Tudo é sólido em Bela vingança e não aponta sensacionalismo ou mesmo estandarte panfletário. O enredo trata de Cassandra, ou simplesmente Cassie (papel da fabulosa Carey Mulligan), que, num mundo colorido por cores amenas (há dominantes azul-bebê, cor-de-rosa e tons claros, amarelados), vive o inferno interior e, por revolta, age numa rede de vinganças. Sem amizades, Cassie beira os 30 anos, e nutre a disfuncional perpetuação da aparência de que seja uma mocinha, morando com os pais e frequentando clubes noturnos.

Culpa atribuída por cafajestes, a noção bizarra de que mulheres “se fazem vulneráveis” e o impacto da opressão são elementos latentes em Bela vingança. Também britânica, Carey Mulligan assume o posto de mulher estagnada por um crime. Vale lembrar que, por pouco, Carey não levou o Oscar de melhor atriz (uma vez que, progressivamente, abafou a candidatura de Viola Davis, mas foi superada por Frances McDormand).
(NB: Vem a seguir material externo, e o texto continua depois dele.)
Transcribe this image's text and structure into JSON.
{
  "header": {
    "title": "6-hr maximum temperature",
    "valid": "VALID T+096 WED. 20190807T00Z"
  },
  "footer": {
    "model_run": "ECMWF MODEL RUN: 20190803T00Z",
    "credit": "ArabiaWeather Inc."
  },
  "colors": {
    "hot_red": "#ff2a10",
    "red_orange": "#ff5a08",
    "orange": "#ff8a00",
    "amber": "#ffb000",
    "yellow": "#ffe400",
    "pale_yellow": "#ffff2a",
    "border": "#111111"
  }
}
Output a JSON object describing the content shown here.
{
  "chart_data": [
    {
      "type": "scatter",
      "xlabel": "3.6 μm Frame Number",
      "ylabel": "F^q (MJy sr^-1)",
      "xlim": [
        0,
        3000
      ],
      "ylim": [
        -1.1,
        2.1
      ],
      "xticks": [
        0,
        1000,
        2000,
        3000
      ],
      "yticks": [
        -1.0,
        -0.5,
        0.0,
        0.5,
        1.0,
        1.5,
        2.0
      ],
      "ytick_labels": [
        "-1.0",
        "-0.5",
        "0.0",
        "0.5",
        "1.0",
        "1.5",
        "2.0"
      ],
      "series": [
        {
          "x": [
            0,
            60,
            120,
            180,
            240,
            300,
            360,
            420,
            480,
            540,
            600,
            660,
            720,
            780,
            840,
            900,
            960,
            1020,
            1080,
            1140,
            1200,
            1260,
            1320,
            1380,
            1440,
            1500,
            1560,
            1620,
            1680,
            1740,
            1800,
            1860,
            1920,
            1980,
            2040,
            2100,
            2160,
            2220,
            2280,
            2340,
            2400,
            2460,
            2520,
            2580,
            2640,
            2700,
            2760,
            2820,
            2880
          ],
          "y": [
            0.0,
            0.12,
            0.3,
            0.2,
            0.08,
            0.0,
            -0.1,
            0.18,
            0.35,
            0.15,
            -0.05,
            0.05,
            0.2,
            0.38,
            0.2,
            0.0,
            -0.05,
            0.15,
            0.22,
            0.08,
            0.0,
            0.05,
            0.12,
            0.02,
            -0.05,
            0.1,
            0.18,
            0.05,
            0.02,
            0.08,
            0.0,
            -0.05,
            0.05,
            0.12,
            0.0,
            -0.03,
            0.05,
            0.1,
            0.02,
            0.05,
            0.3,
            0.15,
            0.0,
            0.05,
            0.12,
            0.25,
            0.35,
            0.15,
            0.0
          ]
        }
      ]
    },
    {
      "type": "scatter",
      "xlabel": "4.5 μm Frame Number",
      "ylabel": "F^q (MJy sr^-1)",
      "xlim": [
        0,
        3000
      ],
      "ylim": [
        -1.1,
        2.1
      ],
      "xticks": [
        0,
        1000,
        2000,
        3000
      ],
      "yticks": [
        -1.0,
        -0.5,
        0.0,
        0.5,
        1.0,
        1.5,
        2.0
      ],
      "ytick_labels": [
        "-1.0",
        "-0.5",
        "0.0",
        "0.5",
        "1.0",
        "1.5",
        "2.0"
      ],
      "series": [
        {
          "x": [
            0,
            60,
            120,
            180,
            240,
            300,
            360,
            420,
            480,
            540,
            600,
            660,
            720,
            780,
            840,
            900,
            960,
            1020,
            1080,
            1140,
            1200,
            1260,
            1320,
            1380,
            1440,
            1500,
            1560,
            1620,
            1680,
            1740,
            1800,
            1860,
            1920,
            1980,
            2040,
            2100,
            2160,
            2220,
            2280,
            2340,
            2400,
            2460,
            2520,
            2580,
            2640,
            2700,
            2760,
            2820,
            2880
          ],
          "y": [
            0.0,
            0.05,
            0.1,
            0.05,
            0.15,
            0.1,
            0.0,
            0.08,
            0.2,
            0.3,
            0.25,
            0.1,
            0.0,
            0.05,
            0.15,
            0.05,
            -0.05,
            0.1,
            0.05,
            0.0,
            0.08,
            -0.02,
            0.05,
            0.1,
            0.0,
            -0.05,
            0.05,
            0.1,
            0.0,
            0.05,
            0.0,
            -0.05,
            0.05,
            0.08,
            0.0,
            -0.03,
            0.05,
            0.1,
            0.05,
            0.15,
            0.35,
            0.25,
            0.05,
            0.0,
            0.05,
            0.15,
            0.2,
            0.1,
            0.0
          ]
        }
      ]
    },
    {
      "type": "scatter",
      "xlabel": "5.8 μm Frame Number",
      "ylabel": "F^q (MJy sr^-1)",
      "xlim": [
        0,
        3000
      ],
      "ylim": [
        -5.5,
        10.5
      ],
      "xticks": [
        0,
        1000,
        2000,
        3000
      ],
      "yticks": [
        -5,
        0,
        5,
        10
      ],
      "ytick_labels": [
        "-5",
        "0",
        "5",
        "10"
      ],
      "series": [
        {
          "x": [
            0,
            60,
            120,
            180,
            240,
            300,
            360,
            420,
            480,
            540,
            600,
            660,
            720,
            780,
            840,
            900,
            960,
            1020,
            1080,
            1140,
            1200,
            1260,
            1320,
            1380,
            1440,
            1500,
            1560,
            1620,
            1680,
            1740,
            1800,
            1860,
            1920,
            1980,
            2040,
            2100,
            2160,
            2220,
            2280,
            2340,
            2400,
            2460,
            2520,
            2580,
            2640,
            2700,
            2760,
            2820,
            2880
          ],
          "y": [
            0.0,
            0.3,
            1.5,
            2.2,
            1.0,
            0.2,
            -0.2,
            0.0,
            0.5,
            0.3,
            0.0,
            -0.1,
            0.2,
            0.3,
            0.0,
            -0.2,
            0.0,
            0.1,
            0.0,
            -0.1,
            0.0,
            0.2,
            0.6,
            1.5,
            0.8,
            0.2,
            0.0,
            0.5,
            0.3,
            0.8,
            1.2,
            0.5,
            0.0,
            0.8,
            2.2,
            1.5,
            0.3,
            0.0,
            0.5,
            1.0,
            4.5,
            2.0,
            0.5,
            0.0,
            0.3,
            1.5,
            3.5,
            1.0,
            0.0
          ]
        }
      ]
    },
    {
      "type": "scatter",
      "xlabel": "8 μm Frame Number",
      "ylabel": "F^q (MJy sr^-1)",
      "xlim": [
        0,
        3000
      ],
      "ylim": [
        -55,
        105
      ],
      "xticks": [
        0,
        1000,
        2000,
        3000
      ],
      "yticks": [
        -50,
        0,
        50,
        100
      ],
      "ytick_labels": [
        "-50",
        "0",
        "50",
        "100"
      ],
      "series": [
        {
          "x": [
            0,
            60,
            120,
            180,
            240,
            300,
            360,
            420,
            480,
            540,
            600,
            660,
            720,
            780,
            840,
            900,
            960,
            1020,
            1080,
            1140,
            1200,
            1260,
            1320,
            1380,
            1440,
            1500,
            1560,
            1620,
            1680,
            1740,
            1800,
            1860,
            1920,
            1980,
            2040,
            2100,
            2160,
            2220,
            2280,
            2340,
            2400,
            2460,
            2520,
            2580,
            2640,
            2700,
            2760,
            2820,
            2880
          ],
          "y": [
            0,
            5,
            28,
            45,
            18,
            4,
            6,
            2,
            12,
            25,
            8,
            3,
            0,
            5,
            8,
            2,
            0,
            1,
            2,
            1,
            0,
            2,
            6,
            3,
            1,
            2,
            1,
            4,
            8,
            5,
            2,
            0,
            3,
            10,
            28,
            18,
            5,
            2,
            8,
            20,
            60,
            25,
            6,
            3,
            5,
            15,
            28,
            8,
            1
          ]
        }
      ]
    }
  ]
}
Criteriosa, a atriz é lembrada por Mudbound — Lágrimas sobre o Mississipi, uma denúncia de racismo; Educação, um tratado sobre a sociedade machista; Shame, com trama que versa sobre um homem com descontrole sexual, e As sufragistas, em torno da emancipação feminina.

Noitada sem fim

Não é raro que Cassie protagonize, ao raiar do dia, com as roupas desalinhadas e uma postura desconjuntada, o que um grupo de peões de obra (em cena) chamem de a “caminhada da vergonha”. Bebidas batizadas, inquisição sobre a dignidade das mulheres presentes em boates e canalhices de caras que, vendo mulheres desacordadas (por efeito de bebida), comungam, no ambiente noturno, que elas não fazem mais do que “estar pedindo (…)” são as circunstâncias do dia a dia de Cassie.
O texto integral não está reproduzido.